A film thickness uniformity evaluation method for evaluating film thickness uniformity of a film formed on a metal plate surface,
A measurement step of measuring a GDS profile indicating the relationship between the emission intensity in the depth direction of the constituent elements of the metal plate and the sputtering time using glow discharge emission spectroscopy;
A calculating step for calculating a function approximating the shape of the GDS profile measured in the measuring step;
An evaluation step of evaluating the film thickness uniformity of the film using the function calculated in the calculation step;
Including
The function is a Hill function, and the evaluation step includes a step of evaluating film thickness uniformity of the film using a Hill coefficient of the Hill function calculated in the calculation step.
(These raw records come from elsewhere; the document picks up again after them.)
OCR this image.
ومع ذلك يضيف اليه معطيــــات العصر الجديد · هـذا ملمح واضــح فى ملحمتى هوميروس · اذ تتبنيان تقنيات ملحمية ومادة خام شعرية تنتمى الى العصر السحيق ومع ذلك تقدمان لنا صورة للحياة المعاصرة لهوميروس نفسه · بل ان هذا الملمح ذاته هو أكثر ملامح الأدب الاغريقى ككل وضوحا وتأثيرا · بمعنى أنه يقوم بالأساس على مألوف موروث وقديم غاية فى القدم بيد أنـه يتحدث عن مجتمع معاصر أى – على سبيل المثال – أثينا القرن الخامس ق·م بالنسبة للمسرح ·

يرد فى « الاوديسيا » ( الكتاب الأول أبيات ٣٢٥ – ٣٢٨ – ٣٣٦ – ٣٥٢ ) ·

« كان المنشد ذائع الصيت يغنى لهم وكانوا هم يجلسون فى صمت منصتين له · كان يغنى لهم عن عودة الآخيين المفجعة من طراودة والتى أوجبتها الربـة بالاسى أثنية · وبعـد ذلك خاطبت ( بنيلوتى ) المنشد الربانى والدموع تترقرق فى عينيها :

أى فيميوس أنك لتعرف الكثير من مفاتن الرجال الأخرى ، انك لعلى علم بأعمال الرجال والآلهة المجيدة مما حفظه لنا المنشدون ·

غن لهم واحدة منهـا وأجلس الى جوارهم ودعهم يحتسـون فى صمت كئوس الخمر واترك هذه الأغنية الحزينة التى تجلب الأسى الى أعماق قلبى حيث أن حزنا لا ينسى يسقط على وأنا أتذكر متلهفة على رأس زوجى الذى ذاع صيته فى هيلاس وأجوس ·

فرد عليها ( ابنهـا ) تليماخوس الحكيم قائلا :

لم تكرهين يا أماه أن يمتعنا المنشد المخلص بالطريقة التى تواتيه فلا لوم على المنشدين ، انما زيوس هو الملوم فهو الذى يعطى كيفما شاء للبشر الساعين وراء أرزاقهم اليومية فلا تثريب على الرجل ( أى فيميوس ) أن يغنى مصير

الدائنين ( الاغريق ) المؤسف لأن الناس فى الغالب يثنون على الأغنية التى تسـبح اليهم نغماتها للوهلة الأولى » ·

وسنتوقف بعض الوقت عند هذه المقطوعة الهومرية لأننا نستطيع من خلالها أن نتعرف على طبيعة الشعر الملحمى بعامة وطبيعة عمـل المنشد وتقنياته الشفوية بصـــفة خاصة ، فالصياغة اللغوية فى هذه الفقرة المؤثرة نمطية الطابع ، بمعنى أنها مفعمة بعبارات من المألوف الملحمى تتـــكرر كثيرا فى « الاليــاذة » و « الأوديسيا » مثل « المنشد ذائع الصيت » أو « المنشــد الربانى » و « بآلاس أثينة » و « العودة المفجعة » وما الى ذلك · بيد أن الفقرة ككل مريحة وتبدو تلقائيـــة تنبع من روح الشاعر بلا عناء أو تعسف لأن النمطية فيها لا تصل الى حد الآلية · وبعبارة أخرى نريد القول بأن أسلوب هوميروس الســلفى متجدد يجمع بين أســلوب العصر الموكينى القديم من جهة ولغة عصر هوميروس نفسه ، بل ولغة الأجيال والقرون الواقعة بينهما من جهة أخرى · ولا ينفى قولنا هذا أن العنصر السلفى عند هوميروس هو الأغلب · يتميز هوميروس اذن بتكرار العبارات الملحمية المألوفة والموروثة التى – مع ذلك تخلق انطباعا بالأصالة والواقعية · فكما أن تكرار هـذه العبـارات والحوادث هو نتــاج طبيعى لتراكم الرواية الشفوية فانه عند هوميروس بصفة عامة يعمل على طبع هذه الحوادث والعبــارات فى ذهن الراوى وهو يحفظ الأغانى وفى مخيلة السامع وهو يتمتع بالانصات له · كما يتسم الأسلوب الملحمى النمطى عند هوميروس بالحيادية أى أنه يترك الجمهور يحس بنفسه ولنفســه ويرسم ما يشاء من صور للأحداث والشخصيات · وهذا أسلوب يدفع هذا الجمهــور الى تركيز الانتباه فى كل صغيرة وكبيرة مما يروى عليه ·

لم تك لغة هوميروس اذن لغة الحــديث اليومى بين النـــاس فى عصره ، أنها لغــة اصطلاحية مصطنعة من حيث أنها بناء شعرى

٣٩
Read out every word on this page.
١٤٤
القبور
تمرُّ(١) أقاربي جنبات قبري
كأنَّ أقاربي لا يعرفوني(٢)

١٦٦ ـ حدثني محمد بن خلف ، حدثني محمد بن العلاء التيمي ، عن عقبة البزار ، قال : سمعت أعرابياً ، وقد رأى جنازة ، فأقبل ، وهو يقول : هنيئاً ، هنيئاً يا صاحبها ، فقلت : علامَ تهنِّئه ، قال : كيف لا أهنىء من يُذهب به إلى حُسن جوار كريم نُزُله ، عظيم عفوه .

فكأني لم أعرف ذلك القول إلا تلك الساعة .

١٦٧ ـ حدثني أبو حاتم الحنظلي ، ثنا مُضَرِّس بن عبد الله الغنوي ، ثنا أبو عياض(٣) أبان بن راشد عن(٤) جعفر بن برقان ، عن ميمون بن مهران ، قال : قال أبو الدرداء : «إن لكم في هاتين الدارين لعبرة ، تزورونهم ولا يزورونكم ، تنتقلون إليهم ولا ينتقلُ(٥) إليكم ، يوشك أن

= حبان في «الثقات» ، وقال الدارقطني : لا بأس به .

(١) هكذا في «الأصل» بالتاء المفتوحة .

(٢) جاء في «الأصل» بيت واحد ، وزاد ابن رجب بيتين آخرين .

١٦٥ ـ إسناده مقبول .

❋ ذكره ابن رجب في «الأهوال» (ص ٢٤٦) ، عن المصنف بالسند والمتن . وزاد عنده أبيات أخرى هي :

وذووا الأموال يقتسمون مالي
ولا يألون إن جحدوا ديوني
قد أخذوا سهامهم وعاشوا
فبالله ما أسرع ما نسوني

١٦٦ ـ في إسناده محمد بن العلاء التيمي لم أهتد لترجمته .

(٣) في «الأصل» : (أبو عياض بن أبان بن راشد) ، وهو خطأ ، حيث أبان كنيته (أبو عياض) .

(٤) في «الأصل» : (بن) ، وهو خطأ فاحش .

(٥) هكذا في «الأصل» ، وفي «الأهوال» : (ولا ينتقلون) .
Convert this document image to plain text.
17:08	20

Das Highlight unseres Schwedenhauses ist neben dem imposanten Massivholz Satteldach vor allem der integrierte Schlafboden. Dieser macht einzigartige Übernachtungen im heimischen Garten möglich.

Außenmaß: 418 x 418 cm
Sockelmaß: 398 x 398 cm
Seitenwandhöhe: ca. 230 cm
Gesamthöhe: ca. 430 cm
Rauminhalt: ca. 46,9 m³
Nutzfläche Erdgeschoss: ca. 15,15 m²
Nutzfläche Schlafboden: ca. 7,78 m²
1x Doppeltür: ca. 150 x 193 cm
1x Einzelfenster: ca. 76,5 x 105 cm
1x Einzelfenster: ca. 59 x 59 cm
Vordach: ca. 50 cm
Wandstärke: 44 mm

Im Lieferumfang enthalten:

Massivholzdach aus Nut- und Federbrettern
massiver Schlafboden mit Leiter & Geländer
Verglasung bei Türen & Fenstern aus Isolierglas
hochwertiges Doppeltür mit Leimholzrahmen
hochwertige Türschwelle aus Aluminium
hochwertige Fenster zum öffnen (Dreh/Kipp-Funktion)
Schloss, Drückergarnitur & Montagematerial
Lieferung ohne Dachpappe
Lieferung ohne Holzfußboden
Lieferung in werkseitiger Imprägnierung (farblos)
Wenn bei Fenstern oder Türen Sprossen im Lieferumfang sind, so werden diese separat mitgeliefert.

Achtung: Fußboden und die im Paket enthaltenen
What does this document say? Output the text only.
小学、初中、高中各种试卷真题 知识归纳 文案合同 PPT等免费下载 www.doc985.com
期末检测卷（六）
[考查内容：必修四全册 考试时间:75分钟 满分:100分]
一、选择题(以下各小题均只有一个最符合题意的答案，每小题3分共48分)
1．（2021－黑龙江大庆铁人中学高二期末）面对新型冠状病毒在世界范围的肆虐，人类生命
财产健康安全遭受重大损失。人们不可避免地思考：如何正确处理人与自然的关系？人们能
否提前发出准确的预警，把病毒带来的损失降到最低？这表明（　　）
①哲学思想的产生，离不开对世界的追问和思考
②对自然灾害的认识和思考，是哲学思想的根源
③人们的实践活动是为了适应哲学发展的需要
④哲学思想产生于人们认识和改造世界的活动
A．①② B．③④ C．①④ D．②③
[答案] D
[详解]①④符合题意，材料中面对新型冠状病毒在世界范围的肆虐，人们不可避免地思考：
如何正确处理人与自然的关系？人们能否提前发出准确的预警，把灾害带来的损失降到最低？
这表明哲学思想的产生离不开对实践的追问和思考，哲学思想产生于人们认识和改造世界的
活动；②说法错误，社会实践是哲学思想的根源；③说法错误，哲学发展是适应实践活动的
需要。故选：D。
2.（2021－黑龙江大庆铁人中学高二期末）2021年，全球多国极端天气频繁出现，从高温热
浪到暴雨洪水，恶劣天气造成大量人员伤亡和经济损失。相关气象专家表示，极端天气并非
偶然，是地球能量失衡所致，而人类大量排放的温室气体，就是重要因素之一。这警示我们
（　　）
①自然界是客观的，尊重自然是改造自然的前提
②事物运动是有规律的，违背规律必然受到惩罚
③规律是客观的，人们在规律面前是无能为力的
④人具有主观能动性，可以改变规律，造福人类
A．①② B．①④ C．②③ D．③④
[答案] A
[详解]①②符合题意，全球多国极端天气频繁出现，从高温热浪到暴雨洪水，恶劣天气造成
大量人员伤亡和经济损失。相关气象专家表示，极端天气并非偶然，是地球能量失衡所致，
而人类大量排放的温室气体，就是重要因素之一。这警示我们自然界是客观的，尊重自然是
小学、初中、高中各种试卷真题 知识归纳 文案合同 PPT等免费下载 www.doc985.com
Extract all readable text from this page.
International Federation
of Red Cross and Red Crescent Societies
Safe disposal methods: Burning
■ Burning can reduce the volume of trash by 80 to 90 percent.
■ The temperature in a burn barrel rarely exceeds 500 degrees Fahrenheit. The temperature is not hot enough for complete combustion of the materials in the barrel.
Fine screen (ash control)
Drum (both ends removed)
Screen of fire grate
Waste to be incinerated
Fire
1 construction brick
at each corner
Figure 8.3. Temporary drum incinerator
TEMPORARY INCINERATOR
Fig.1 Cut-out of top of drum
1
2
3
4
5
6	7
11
Sex assessment method. The evaluation step includes the step of evaluating the film thickness uniformity of the film in the sample to be evaluated by comparing the function calculated for the standard sample and the function calculated for the sample to be evaluated. The film thickness uniformity evaluation method according to claim 1 , wherein the film thickness uniformity is evaluated.